Rote-Hand-Brief zum MS-Arzneimittel Gilenya

Akutes Leberversagen unter Fingolimod

Stuttgart - 13.11.2020, 10:45 Uhr

Erhöhte Leberenzymwerte sind eine sehr häufige Nebenwirkung von Fingolimod. Nach schweren Leberschäden und transplantationspflichtigem akutem Leberversagen gibt es nun neue Empfehlungen, um das Risiko von Leberschäden unter Gilenya bei MS zu reduzieren. (Foto: Novartis)

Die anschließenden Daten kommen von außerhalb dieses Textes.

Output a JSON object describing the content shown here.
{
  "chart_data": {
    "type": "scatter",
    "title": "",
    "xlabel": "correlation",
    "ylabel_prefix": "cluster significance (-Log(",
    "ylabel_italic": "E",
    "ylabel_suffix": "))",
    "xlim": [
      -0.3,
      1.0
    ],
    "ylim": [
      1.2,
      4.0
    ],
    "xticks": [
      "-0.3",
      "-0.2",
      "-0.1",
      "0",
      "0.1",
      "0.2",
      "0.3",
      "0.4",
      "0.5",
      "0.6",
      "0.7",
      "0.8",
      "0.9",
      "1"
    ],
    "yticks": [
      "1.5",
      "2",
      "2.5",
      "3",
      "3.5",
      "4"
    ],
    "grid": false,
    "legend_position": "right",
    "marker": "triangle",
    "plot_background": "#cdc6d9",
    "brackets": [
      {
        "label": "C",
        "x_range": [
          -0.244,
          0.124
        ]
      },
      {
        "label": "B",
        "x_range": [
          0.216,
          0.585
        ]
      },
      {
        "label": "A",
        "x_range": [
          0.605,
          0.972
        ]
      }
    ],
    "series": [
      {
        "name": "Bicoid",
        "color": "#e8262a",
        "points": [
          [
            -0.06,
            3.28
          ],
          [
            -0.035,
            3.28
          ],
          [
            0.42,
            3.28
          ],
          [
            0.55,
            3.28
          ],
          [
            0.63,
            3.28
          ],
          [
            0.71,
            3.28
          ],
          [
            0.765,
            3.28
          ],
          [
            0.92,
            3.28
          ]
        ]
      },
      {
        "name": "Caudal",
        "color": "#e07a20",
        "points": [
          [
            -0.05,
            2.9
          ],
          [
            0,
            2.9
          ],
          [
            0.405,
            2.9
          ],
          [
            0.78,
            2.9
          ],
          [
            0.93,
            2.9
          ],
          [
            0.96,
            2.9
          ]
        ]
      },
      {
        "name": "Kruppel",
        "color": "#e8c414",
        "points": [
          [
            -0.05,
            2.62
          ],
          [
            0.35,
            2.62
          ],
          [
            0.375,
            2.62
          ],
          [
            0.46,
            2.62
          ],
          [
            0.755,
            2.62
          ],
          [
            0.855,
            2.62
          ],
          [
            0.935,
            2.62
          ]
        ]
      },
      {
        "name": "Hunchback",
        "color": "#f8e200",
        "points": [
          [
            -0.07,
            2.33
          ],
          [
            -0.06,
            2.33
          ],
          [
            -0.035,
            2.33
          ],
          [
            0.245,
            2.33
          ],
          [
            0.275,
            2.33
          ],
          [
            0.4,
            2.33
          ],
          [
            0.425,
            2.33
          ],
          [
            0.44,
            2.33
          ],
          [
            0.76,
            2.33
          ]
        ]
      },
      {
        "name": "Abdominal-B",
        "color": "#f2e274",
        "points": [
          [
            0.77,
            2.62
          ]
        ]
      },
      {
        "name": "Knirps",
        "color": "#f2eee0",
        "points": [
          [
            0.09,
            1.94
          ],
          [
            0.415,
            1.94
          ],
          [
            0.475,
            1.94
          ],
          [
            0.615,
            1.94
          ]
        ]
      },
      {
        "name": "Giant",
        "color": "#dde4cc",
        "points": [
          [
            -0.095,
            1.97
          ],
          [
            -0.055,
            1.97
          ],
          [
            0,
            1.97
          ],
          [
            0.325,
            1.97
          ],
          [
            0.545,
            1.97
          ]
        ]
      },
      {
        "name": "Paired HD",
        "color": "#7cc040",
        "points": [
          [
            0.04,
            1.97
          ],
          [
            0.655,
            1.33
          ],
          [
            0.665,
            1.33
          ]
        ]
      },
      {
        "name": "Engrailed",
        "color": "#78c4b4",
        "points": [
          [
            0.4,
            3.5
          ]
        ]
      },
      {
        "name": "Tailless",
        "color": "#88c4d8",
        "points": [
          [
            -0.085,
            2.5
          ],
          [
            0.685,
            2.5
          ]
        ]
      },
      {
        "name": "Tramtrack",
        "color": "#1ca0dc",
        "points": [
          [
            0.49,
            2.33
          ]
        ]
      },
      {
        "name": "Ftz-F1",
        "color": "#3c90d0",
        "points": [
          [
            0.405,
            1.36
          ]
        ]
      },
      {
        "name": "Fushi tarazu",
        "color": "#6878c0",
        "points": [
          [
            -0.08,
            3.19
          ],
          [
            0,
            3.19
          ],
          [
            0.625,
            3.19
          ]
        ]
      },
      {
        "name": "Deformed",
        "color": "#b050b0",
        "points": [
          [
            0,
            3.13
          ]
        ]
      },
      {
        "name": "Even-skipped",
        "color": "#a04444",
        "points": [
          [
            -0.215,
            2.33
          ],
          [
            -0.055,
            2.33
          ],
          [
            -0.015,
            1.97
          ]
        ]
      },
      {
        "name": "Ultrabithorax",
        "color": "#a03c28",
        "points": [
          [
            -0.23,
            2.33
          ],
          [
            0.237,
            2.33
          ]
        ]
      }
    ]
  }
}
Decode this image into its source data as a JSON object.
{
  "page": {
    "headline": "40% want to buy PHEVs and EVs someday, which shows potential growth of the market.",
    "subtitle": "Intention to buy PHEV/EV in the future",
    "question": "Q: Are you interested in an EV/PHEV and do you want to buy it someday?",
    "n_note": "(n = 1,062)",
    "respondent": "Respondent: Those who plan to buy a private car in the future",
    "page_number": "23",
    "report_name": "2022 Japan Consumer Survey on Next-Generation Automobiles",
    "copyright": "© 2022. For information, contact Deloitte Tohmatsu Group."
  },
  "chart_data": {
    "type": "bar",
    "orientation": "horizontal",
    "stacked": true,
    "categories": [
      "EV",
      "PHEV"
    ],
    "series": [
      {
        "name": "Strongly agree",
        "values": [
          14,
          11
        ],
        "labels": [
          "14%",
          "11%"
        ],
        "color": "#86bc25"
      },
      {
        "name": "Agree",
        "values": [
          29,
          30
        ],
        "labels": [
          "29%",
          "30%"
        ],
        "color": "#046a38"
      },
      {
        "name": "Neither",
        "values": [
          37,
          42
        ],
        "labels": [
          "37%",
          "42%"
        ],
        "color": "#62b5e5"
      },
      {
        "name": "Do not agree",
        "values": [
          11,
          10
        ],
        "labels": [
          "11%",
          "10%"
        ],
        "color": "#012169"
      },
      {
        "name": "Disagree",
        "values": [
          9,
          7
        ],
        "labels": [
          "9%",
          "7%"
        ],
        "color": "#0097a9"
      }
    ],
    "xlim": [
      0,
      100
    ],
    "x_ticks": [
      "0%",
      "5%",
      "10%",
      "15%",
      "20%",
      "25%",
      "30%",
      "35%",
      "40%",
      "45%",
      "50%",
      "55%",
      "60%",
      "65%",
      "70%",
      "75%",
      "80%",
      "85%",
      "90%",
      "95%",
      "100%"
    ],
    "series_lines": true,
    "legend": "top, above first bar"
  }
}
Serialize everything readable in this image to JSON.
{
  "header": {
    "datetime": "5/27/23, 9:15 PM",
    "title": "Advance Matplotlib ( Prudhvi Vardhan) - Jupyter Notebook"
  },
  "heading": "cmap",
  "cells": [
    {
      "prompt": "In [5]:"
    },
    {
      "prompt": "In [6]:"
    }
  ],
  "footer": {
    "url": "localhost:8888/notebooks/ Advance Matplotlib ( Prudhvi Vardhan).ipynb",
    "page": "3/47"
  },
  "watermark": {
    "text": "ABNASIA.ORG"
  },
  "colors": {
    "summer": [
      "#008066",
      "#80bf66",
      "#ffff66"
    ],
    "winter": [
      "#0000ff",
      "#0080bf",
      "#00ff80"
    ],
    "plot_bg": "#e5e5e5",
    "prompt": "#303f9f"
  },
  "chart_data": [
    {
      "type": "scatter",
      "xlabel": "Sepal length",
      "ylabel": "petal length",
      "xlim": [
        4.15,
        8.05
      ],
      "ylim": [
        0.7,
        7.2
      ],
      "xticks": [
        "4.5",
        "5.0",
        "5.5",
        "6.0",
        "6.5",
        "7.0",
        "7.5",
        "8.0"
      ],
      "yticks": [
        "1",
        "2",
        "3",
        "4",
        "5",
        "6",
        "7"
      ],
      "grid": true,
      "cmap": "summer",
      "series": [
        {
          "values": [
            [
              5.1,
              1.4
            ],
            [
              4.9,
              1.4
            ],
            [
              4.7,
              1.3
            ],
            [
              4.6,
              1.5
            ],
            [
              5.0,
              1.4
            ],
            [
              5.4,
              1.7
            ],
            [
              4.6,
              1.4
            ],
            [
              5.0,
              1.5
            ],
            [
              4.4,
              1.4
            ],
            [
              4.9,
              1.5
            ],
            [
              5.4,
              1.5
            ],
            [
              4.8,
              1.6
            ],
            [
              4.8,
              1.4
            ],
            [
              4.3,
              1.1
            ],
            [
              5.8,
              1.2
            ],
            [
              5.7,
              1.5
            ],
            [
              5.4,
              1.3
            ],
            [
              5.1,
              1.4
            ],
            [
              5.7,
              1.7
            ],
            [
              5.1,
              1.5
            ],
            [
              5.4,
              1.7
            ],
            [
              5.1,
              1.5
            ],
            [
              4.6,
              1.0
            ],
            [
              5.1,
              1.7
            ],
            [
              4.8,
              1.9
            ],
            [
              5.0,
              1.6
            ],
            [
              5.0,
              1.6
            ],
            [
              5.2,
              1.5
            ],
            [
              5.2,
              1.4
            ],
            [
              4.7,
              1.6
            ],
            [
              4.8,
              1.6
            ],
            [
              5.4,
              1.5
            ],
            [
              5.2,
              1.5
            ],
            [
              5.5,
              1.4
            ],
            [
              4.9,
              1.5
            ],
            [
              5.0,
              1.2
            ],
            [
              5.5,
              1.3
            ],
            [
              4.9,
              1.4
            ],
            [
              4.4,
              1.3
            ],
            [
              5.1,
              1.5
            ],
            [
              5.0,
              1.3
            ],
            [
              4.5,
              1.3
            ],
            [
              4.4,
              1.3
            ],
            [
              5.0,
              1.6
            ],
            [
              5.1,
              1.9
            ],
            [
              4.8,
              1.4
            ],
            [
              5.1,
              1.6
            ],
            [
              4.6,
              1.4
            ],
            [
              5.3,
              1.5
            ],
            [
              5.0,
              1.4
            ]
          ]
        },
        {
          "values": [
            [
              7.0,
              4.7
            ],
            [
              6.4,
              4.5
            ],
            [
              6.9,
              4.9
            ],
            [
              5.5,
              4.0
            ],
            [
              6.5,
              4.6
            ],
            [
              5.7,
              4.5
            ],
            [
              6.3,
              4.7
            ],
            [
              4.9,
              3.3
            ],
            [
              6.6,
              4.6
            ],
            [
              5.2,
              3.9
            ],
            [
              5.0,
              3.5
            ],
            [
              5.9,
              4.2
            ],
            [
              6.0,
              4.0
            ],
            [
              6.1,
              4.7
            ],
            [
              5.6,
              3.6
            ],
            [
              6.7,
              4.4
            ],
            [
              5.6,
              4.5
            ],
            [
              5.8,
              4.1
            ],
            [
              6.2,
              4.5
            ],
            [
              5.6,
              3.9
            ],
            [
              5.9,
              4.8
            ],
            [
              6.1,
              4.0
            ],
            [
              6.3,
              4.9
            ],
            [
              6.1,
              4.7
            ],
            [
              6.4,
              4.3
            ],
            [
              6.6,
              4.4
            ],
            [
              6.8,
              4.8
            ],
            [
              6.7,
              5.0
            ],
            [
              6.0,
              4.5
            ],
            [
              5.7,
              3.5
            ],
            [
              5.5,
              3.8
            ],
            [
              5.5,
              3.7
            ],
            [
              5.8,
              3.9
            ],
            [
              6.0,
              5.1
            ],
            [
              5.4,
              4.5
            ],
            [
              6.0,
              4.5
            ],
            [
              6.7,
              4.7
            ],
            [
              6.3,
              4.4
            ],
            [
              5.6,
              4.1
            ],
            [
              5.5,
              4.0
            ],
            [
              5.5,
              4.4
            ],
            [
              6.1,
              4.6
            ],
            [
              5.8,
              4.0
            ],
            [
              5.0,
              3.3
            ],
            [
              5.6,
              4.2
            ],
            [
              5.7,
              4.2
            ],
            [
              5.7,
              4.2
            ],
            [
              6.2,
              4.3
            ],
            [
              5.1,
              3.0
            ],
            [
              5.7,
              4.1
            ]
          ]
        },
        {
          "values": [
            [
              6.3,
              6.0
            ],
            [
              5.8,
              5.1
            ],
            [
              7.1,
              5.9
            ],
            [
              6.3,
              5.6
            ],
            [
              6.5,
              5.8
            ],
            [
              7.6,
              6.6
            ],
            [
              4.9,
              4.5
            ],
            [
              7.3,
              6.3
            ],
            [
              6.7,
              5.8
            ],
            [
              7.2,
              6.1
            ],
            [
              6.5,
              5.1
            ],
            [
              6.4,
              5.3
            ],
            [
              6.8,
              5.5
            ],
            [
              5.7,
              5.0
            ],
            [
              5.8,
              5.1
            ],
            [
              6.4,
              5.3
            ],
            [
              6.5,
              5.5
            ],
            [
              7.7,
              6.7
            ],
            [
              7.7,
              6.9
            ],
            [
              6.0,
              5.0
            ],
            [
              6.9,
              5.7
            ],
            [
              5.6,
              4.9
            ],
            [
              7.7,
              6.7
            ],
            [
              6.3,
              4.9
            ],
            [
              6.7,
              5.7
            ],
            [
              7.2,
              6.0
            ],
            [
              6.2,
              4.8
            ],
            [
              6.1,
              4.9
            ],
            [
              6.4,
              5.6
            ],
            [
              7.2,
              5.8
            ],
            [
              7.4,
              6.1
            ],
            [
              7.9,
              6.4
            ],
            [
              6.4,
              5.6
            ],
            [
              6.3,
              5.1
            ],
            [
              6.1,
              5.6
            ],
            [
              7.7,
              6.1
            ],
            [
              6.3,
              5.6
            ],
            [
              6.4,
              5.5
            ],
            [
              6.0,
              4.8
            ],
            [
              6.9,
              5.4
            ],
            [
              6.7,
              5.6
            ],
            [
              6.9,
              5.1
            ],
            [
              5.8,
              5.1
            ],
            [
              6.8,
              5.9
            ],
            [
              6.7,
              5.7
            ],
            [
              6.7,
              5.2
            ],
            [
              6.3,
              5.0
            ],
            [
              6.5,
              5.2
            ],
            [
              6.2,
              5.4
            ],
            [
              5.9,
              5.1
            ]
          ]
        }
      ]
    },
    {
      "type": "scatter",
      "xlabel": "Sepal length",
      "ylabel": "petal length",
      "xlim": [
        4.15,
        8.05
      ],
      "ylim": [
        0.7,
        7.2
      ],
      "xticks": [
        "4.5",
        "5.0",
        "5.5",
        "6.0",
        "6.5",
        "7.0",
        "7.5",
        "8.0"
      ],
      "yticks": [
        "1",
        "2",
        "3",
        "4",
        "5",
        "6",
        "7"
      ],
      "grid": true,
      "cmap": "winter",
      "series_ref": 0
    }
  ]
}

Erhöhte Leberenzymwerte sind eine sehr häufige Nebenwirkung von Fingolimod. Nach schweren Leberschäden und transplantationspflichtigem akutem Leberversagen gibt es nun neue Empfehlungen, um das Risiko von Leberschäden unter Gilenya bei MS zu reduzieren. (Foto: Novartis)


Wie wirkt Fingolimod?

Fingolimod zählt zu den selektiven Immunsuppressiva. Als Prodrug wird Fingolimod durch die Sphingosin-Kinase zum aktiven Metaboliten Fingolimod-Phosphat metabolisiert. Es bindet an den Sphingosin-1-Phosphat-Rezeptor (S1P-Rezeptor) auf Lymphozyten, wirkt dort als funktioneller Antagonist und blockiert deren Migration. Dadurch verhindert Fingolimod, dass Lymphozyten aus den Lymphknoten wandern können. Die Wirkung von Fingolimod auf Lymphozyten lässt sich somit eher als Umverteilung von Lymphozyten beschreiben als durch eine Depletion. Aufgrund des Festhaltens der Lymphozyten in den Lymphknoten sollen auch weniger pathogene Lymphozyten (Th17-Zellen) das Zentralnervensystem infiltrieren, die dort neuronale Entzündungen und Nervendestruktion fördern. Letzteres konnte in tierexperimentellen Studien gezeigt werden. Nach Gabe von Fingolimod (oral) sinkt bereits nach wenigen Stunden die Lymphozytenzahl im Blut auf 75 Prozent des Ausgangswertes. Gilenya® wirkt vorwiegend auf Lymphozyten (B- und T-Lymphozyten), die regelmäßig durch die Lymphknoten zirkulieren, wohingegen T-Lymphozyten mit Effektor-Memory-Phänotyp in den peripheren Geweben nicht beeinflusst werden (15 bis 20 Prozent). Darüber hinaus kann Fingolimod-Phosphat auch die Blut-Hirn-Schranke überwinden und dort direkt an den S1P-Rezeptor auf Nervenzellen binden.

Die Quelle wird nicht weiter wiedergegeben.